Imagine a city like Venice, Italy, where boats putter through a network of watery canals transporting people to homes that line the banks and police vessels occasionally dash to 911 calls. The tide ebbs and flows on a 12-hour cycle with high tide at dawn and dusk and low tide at noon and midnight. At high tide, the brimming waterways are all connected, allowing police to quickly reach homes and solve problems.
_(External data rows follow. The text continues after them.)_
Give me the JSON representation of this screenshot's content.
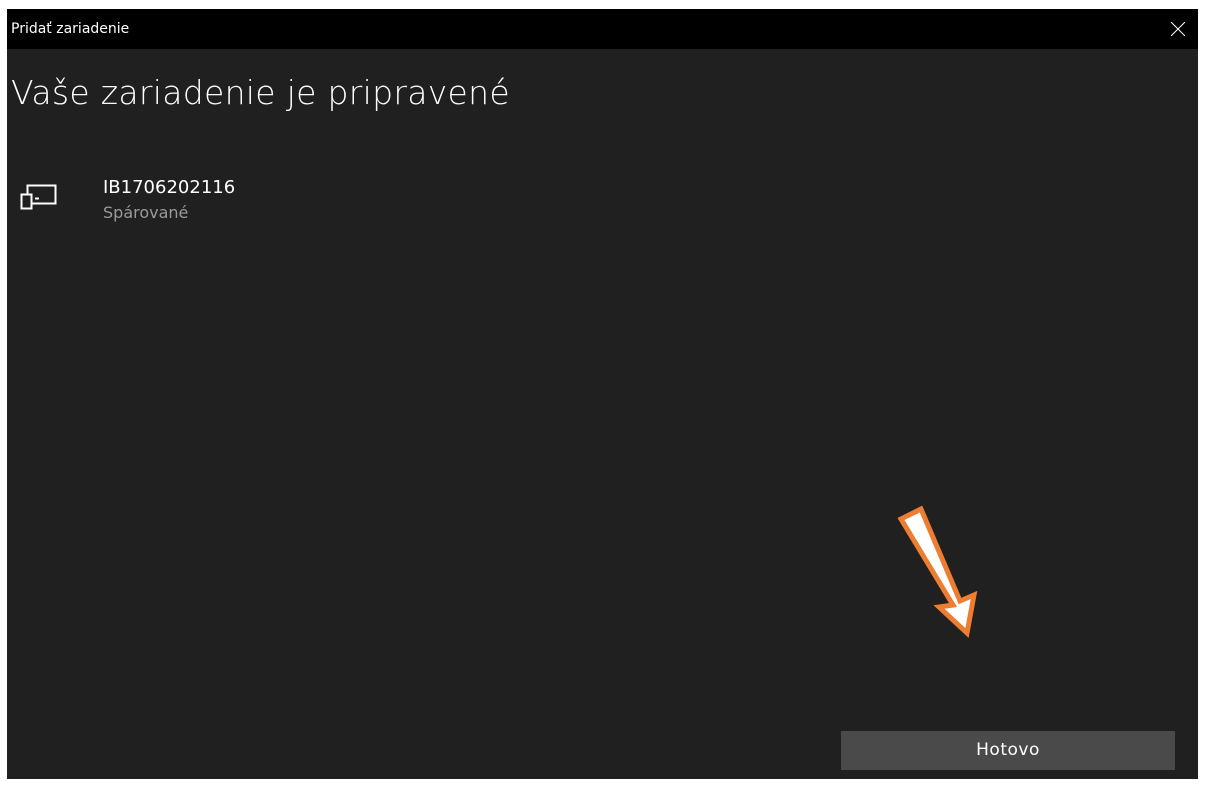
{
  "window": {
    "title": "Pridať zariadenie"
  },
  "main": {
    "heading": "Vaše zariadenie je pripravené",
    "device": {
      "name": "IB1706202116",
      "status": "Spárované",
      "icon": "devices-icon"
    },
    "done_label": "Hotovo"
  },
  "annotation": {
    "icon": "arrow-down-right-icon",
    "color": "#ED7D31"
  },
  "colors": {
    "titlebar_bg": "#000000",
    "window_bg": "#202020",
    "button_bg": "#4A4A4A",
    "secondary_text": "#9A9A9A"
  }
}
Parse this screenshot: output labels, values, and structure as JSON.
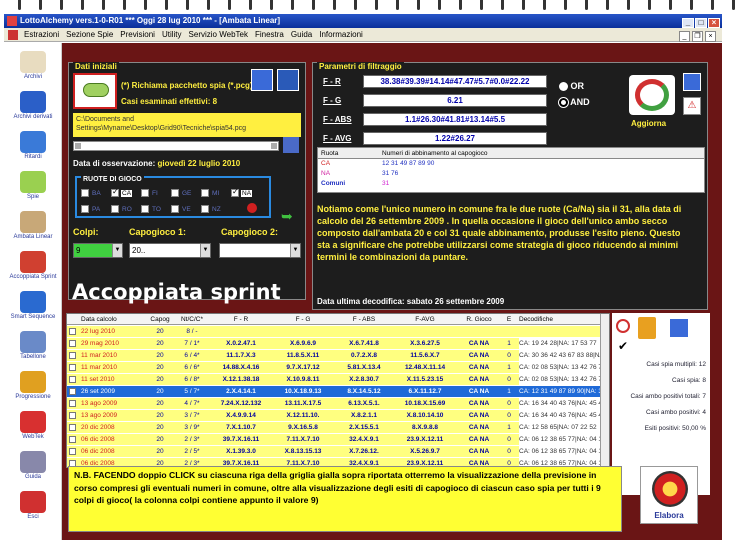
{
  "window": {
    "title": "LottoAlchemy vers.1-0-R01  ***  Oggi 28 lug 2010  ***  - [Ambata Linear]"
  },
  "menu": [
    "Estrazioni",
    "Sezione Spie",
    "Previsioni",
    "Utility",
    "Servizio WebTek",
    "Finestra",
    "Guida",
    "Informazioni"
  ],
  "sidebar": [
    {
      "label": "Archivi",
      "color": "#e8dcc0"
    },
    {
      "label": "Archivi derivati",
      "color": "#2b5fc8"
    },
    {
      "label": "Ritardi",
      "color": "#3a7ad8"
    },
    {
      "label": "Spie",
      "color": "#9ad050"
    },
    {
      "label": "Ambata Linear",
      "color": "#c8a878"
    },
    {
      "label": "Accoppiata Sprint",
      "color": "#d04030"
    },
    {
      "label": "Smart Sequence",
      "color": "#2a6ad0"
    },
    {
      "label": "Tabellone",
      "color": "#6a8ac8"
    },
    {
      "label": "Progressione",
      "color": "#e0a020"
    },
    {
      "label": "WebTek",
      "color": "#d83030"
    },
    {
      "label": "Guida",
      "color": "#8888aa"
    },
    {
      "label": "Esci",
      "color": "#d03030"
    }
  ],
  "dati": {
    "title": "Dati iniziali",
    "richiama": "(*) Richiama pacchetto spia (*.pcg)",
    "casi": "Casi esaminati effettivi: 8",
    "path": "C:\\Documents and Settings\\Myname\\Desktop\\Grid90\\Tecniche\\spia54.pcg",
    "data_label": "Data di osservazione:",
    "data_value": "giovedì 22 luglio 2010",
    "ruote_title": "RUOTE DI GIOCO",
    "ruote_row1": [
      {
        "n": "BA",
        "on": false
      },
      {
        "n": "CA",
        "on": true
      },
      {
        "n": "FI",
        "on": false
      },
      {
        "n": "GE",
        "on": false
      },
      {
        "n": "MI",
        "on": false
      },
      {
        "n": "NA",
        "on": true
      }
    ],
    "ruote_row2": [
      {
        "n": "PA",
        "on": false
      },
      {
        "n": "RO",
        "on": false
      },
      {
        "n": "TO",
        "on": false
      },
      {
        "n": "VE",
        "on": false
      },
      {
        "n": "NZ",
        "on": false
      }
    ],
    "colpi_label": "Colpi:",
    "colpi_value": "9",
    "capo1_label": "Capogioco 1:",
    "capo1_value": "20..",
    "capo2_label": "Capogioco 2:",
    "capo2_value": ""
  },
  "param": {
    "title": "Parametri di filtraggio",
    "rows": [
      {
        "label": "F - R",
        "value": "38.38#39.39#14.14#47.47#5.7#0.0#22.22"
      },
      {
        "label": "F - G",
        "value": "6.21"
      },
      {
        "label": "F - ABS",
        "value": "1.1#26.30#41.81#13.14#5.5"
      },
      {
        "label": "F - AVG",
        "value": "1.22#26.27"
      }
    ],
    "or_label": "OR",
    "and_label": "AND",
    "aggiorna": "Aggiorna",
    "table_headers": [
      "Ruota",
      "Numeri di abbinamento al capogioco"
    ],
    "table_rows": [
      {
        "r": "CA",
        "n": "12 31 49 87 89 90"
      },
      {
        "r": "NA",
        "n": "31 76"
      },
      {
        "r": "Comuni",
        "n": "31"
      }
    ],
    "note": "Notiamo come l'unico numero in comune fra le due ruote (Ca/Na) sia il 31, alla data di calcolo del 26 settembre 2009 . In quella occasione il gioco dell'unico ambo secco composto dall'ambata 20 e col 31 quale abbinamento, produsse l'esito pieno. Questo sta a significare che potrebbe utilizzarsi come strategia di gioco riducendo ai minimi termini le combinazioni da puntare.",
    "ultima": "Data ultima decodifica: sabato 26 settembre 2009"
  },
  "banner": "Accoppiata sprint",
  "grid": {
    "headers": [
      "Data calcolo",
      "Capog",
      "Nt/C/C*",
      "F - R",
      "F - G",
      "F - ABS",
      "F-AVG",
      "R. Gioco",
      "E",
      "Decodifiche"
    ],
    "rows": [
      [
        "22 lug 2010",
        "20",
        "8 / -",
        "",
        "",
        "",
        "",
        "",
        "",
        ""
      ],
      [
        "29 mag 2010",
        "20",
        "7 / 1*",
        "X.0.2.47.1",
        "X.6.9.6.9",
        "X.6.7.41.8",
        "X.3.6.27.5",
        "CA NA",
        "1",
        "CA: 19 24 28|NA: 17 53 77"
      ],
      [
        "11 mar 2010",
        "20",
        "6 / 4*",
        "11.1.7.X.3",
        "11.8.5.X.11",
        "0.7.2.X.8",
        "11.5.6.X.7",
        "CA NA",
        "0",
        "CA: 30 36 42 43 67 83 88|NA:"
      ],
      [
        "11 mar 2010",
        "20",
        "6 / 6*",
        "14.88.X.4.16",
        "9.7.X.17.12",
        "5.81.X.13.4",
        "12.48.X.11.14",
        "CA NA",
        "1",
        "CA: 02 08 53|NA: 13 42 76 77 8"
      ],
      [
        "11 set 2010",
        "20",
        "6 / 8*",
        "X.12.1.38.18",
        "X.10.9.8.11",
        "X.2.8.30.7",
        "X.11.5.23.15",
        "CA NA",
        "0",
        "CA: 02 08 53|NA: 13 42 76 77 8"
      ],
      [
        "26 set 2009",
        "20",
        "5 / 7*",
        "2.X.4.14.1",
        "10.X.18.9.13",
        "8.X.14.5.12",
        "6.X.11.12.7",
        "CA NA",
        "1",
        "CA: 12 31 49 87 89 90|NA: 31 7"
      ],
      [
        "13 ago 2009",
        "20",
        "4 / 7*",
        "7.24.X.12.132",
        "13.11.X.17.5",
        "6.13.X.5.1.",
        "10.18.X.15.69",
        "CA NA",
        "0",
        "CA: 16 34 40 43 76|NA: 45 46 5"
      ],
      [
        "13 ago 2009",
        "20",
        "3 / 7*",
        "X.4.9.9.14",
        "X.12.11.10.",
        "X.8.2.1.1",
        "X.8.10.14.10",
        "CA NA",
        "0",
        "CA: 16 34 40 43 76|NA: 45 46 5"
      ],
      [
        "20 dic 2008",
        "20",
        "3 / 9*",
        "7.X.1.10.7",
        "9.X.16.5.8",
        "2.X.15.5.1",
        "8.X.9.8.8",
        "CA NA",
        "1",
        "CA: 12 58 65|NA: 07 22 52"
      ],
      [
        "06 dic 2008",
        "20",
        "2 / 3*",
        "39.7.X.16.11",
        "7.11.X.7.10",
        "32.4.X.9.1",
        "23.9.X.12.11",
        "CA NA",
        "0",
        "CA: 06 12 38 65 77|NA: 04 13 2"
      ],
      [
        "06 dic 2008",
        "20",
        "2 / 5*",
        "X.1.39.3.0",
        "X.8.13.15.13",
        "X.7.26.12.",
        "X.5.26.9.7",
        "CA NA",
        "0",
        "CA: 06 12 38 65 77|NA: 04 13 2"
      ],
      [
        "06 dic 2008",
        "20",
        "2 / 3*",
        "39.7.X.16.11",
        "7.11.X.7.10",
        "32.4.X.9.1",
        "23.9.X.12.11",
        "CA NA",
        "0",
        "CA: 06 12 38 65 77|NA: 04 13 2"
      ]
    ]
  },
  "bottom_note": "N.B. FACENDO doppio CLICK su ciascuna riga della griglia gialla sopra riportata otterremo la visualizzazione della previsione in corso compresi gli eventuali numeri in comune, oltre alla visualizzazione degli esiti di capogioco di ciascun caso spia per tutti i 9 colpi di gioco( la colonna colpi contiene appunto il valore 9)",
  "stats": {
    "multipli": "Casi spia multipli: 12",
    "spia": "Casi spia: 8",
    "ambo_tot": "Casi ambo positivi totali: 7",
    "ambo_pos": "Casi ambo positivi: 4",
    "esiti": "Esiti positivi: 50,00 %",
    "elabora": "Elabora"
  }
}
But at low tide, some of the canals are cut off and response time is slower. Luckily for this imaginary city, 911 calls spike at dawn and dusk in sync with high tide, and police respond rapidly to incidents and keep law and order.

For Dr. Bokai Zhu, assistant professor of medicine at Pitt, this peaceful Venetian city represents a healthy cell where proteins are in balance known as proteostasis. Misfolded proteins are troublemakers who disrupt proteostasis peace and damage cells. Protein complexes called spliceosomes act as police boats, enforcing the law by turning on unfolded protein response (UPR) genes, which degrade wayward proteins or turn on other genes that help them fold correctly.

Bokai Zhu, Ph.D.

Zhu’s research focuses on understanding the 12-hour clock that regulates proteostasis and other cellular processes. Loss of proteostasis and aggregation of misfolded proteins are culprits of age-related diseases such as Alzheimer’s and Parkinson’s, so understanding cells’ bidaily rhythms could hold clues to new treatments or preventative therapies.

In a new study, published this week in Science Advances, Zhu and his team found that tiny structures in the cell’s nucleus called nuclear speckles act as the cell’s waterways. Using time-lapse imaging of single mouse cells, they show that the state of nuclear speckles oscillates on a 12-hour cycle.

“Like high tide, nuclear speckles are fluid and dispersed in the early morning and early afternoon, which leads to greater activation of UPR genes. Similar to an ebbing tide, nuclear speckles condense together and become stagnant in the late morning and evening, reducing activation of UPR genes,” explained Zhu.

The connection between the tides and cellular rhythms may be no coincidence. Rather, this 12-hour clock — which is shared by mammals, mollusks and more and functions independently of more familiar 24-hour rhythms — may stem from life’s origin in the ocean, according to Zhu. Now, he says this bidaily cycle may help our body cope with higher metabolic demands at dawn and dusk as we transition between periods of rest and activity.

But the 12-hour clock may become disrupted with age. Zhu and his team found that across mice lifespans, the gene that controls nuclear speckle fluidity gradually declines, leading to accumulation of misfolded proteins.

“For the Venice metaphor, let’s say that climate change causes the average water level to keep dropping, leading to more and more pools of disconnected water,” said Zhu. “As police boats struggle to navigate through these dried-up canals, the consequence is high crime rates and unstable society.”

These findings suggest that genes or proteins that regulate nuclear speckle dynamics could be new targets for treating diseases caused by dysregulated proteostasis.